Os investidores no mercado de ações global, hipnotizados pelas companhias de tecnologia americanas de enorme valor de mercado, ainda não responderam. A movimentação está praticamente paralisada na maioria dos mercados de ações emergentes, com os volumes de negócios atingindo os níveis mais baixos em 20 anos em muitos países. Entre os poucos mercados emergentes que registram ganhos competitivos estão aqueles que possuem uma base de investidores internos forte e em crescimento acelerado - como a índia e a Arábia Saudita.

Ainda assim, há sinais de uma mudança iminente. A crescente reputação dos EUA como o gastador deficitário mais irresponsável do mundo - um império financeiro que toma seu status de moeda de reserva como garantido - ameaça minar o dólar. Nas últimas semanas, a moeda americana finalmente começou a cair, o que historicamente sempre levou a maiores fluxos de capital para os mercados emergentes.

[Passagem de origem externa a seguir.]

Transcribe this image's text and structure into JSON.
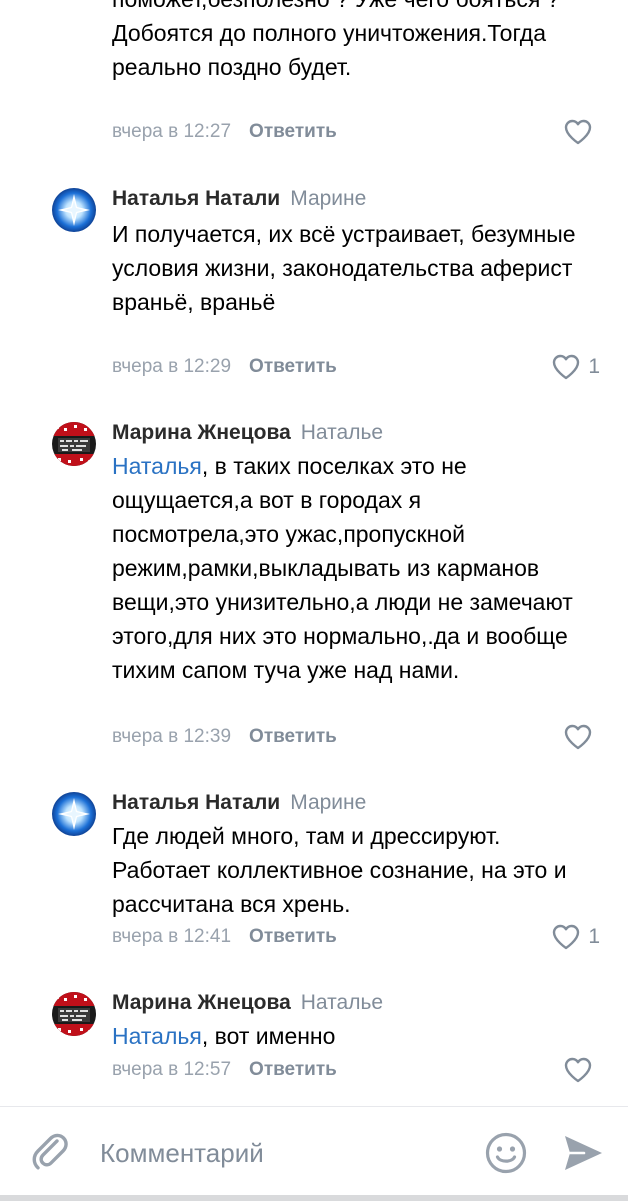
{
  "partial_comment": {
    "text": "поможет,безполезно ? Уже чего бояться ? Добоятся до полного уничтожения.Тогда реально поздно будет.",
    "time": "вчера в 12:27",
    "reply_label": "Ответить",
    "likes": ""
  },
  "comments": [
    {
      "author": "Наталья Натали",
      "reply_to": "Марине",
      "mention": "",
      "text": "И получается, их всё устраивает, безумные условия жизни, законодательства аферист враньё, враньё",
      "time": "вчера в 12:29",
      "reply_label": "Ответить",
      "likes": "1",
      "avatar": "blue-star-avatar"
    },
    {
      "author": "Марина Жнецова",
      "reply_to": "Наталье",
      "mention": "Наталья",
      "text": ", в таких поселках это не ощущается,а вот в городах я посмотрела,это ужас,пропускной режим,рамки,выкладывать из карманов вещи,это унизительно,а люди не замечают этого,для них это нормально,.да и вообще тихим сапом туча уже над нами.",
      "time": "вчера в 12:39",
      "reply_label": "Ответить",
      "likes": "",
      "avatar": "red-black-avatar"
    },
    {
      "author": "Наталья Натали",
      "reply_to": "Марине",
      "mention": "",
      "text": "Где людей много, там и дрессируют. Работает коллективное сознание, на это и рассчитана вся хрень.",
      "time": "вчера в 12:41",
      "reply_label": "Ответить",
      "likes": "1",
      "avatar": "blue-star-avatar"
    },
    {
      "author": "Марина Жнецова",
      "reply_to": "Наталье",
      "mention": "Наталья",
      "text": ", вот именно",
      "time": "вчера в 12:57",
      "reply_label": "Ответить",
      "likes": "",
      "avatar": "red-black-avatar"
    }
  ],
  "composer": {
    "placeholder": "Комментарий",
    "icons": [
      "paperclip-icon",
      "emoji-icon",
      "send-icon"
    ]
  },
  "colors": {
    "link": "#2a72c3",
    "secondary": "#818c99",
    "time": "#99a2ad",
    "author": "#2b2b2b"
  }
}
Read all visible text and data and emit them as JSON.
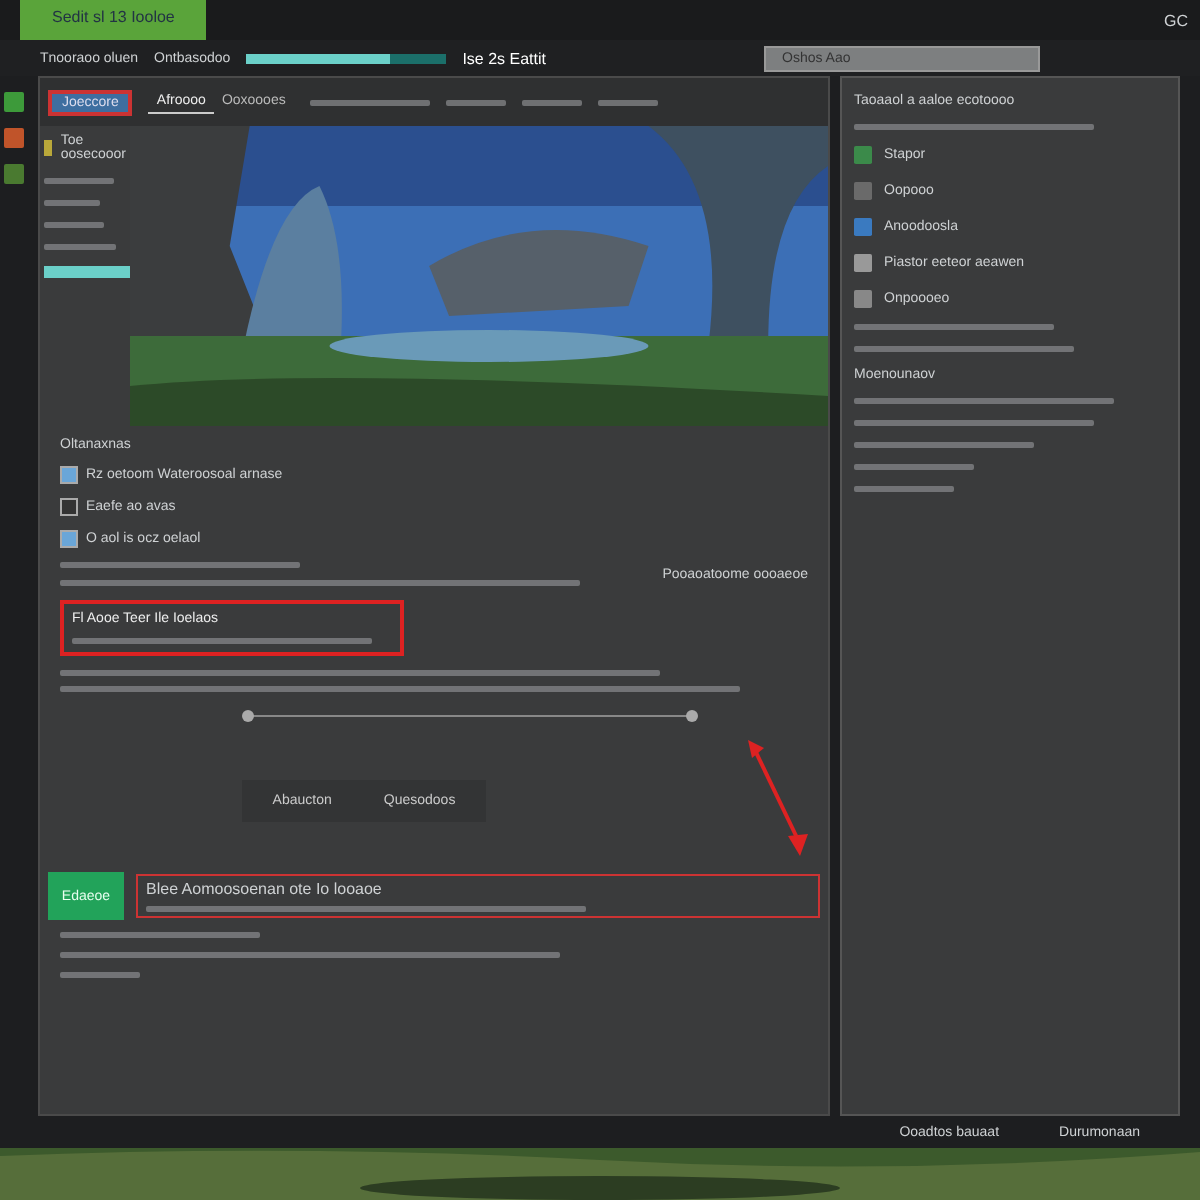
{
  "top_bar": {
    "app_label": "Sedit sl 13 Iooloe",
    "tray_label": "GC"
  },
  "title_bar": {
    "path": "Tnooraoo oluen",
    "filter": "Ontbasodoo",
    "progress": {
      "level": 0.72
    },
    "site": "Ise 2s Eattit",
    "dropdown": "Oshos Aao"
  },
  "toolbar": {
    "selected_button": "Joeccore",
    "tabs": [
      {
        "label": "Afroooo",
        "selected": true
      },
      {
        "label": "Ooxoooes",
        "selected": false
      }
    ]
  },
  "sidebar": {
    "heading": "Toe oosecooor",
    "progress": {
      "level": 0.6
    }
  },
  "settings": {
    "heading": "Oltanaxnas",
    "rows": [
      {
        "label": "Rz oetoom Wateroosoal arnase",
        "checked": true
      },
      {
        "label": "Eaefe ao avas",
        "checked": false
      },
      {
        "label": "O aol is ocz oelaol",
        "checked": true
      }
    ],
    "highlight": "Fl Aooe Teer Ile Ioelaos",
    "side_note": "Pooaoatoome oooaeoe"
  },
  "actions": [
    {
      "label": "Abaucton"
    },
    {
      "label": "Quesodoos"
    }
  ],
  "result": {
    "button": "Edaeoe",
    "line": "Blee Aomoosoenan ote Io looaoe"
  },
  "right_panel": {
    "heading": "Taoaaol a aaloe ecotoooo",
    "items": [
      {
        "title": "Stapor"
      },
      {
        "title": "Oopooo"
      },
      {
        "title": "Anoodoosla"
      },
      {
        "title": "Piastor eeteor aeawen"
      },
      {
        "title": "Onpoooeo"
      }
    ],
    "section": "Moenounaov"
  },
  "status": [
    {
      "label": "Ooadtos bauaat"
    },
    {
      "label": "Durumonaan"
    }
  ]
}
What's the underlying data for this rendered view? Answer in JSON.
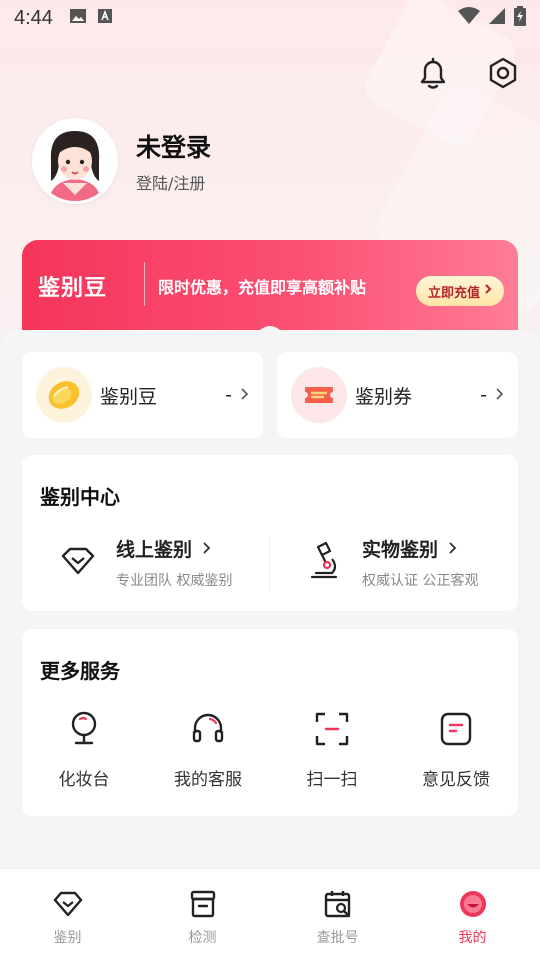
{
  "status_bar": {
    "time": "4:44"
  },
  "profile": {
    "name": "未登录",
    "subtitle": "登陆/注册"
  },
  "banner": {
    "logo": "鉴别豆",
    "promo_text": "限时优惠，充值即享高额补贴",
    "button_label": "立即充值"
  },
  "wallet": [
    {
      "label": "鉴别豆",
      "value": "-"
    },
    {
      "label": "鉴别券",
      "value": "-"
    }
  ],
  "center": {
    "title": "鉴别中心",
    "items": [
      {
        "title": "线上鉴别",
        "subtitle": "专业团队 权威鉴别"
      },
      {
        "title": "实物鉴别",
        "subtitle": "权威认证 公正客观"
      }
    ]
  },
  "services": {
    "title": "更多服务",
    "items": [
      {
        "label": "化妆台",
        "icon": "mirror-icon"
      },
      {
        "label": "我的客服",
        "icon": "headset-icon"
      },
      {
        "label": "扫一扫",
        "icon": "scan-icon"
      },
      {
        "label": "意见反馈",
        "icon": "feedback-icon"
      }
    ]
  },
  "nav": [
    {
      "label": "鉴别",
      "icon": "diamond-icon"
    },
    {
      "label": "检测",
      "icon": "box-icon"
    },
    {
      "label": "查批号",
      "icon": "calendar-search-icon"
    },
    {
      "label": "我的",
      "icon": "profile-icon",
      "active": true
    }
  ],
  "colors": {
    "accent": "#f0365a",
    "banner_start": "#f5355a",
    "banner_end": "#ff7d97"
  }
}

Após uma longa permanência na sombra dos EUA, os mercados emergentes são uma pechincha cada vez mais atraente. Embora tenham voltado a registrar um maior crescimento nos lucros, eles são negociados a valores baixos recordes em relação aos EUA Durante 15 anos, os EUA apresentaram crescimento superior nos lucros, impulsionado principalmente pelas chamadas "Big Techs", mas isso também está mudando. O crescimento dos lucros das "sete magníficas", as sete maiores empresas de tecnologia dos EUA, agora deverão cair mais de 50% no próximo ano.

É claro que nunca fez sentido agrupar nações emergentes em um pacote sem rosto. A ascensão do resto significará uma boa década para as nações emergentes em média, mas liderada por um grupo seleto de estrelas, cada uma extraindo força de maneiras diferentes a partir das tendências favoráveis no comércio global, no dólar, nas reformas econômicas e na nova liderança política.

Lembre-se que até recentemente muitos comentaristas alertavam que, após o choque da pandemia, o mundo emergente estava vulnerável a crises em série. As expectativas continuam baixas e os temores são altos de que os mercados emergentes estão fora do radar da maioria dos investidores globais. Mas essa é a natureza dos retornos. Eles saem da obscuridade e, quanto mais profundas as sombras das quais eles surgem, mais drama envolve o retorno - uma vez que ele é reconhecido. 

Excluindo a China, os lucros crescem a um ritmo anual de 19% nos mercados emergentes, contra 10% nos EUA. No 2^ trimestre, pela primeira vez desde 2009, as companhias emergentes superaram as previsões de lucros por ampla margem das contrapartes americanas.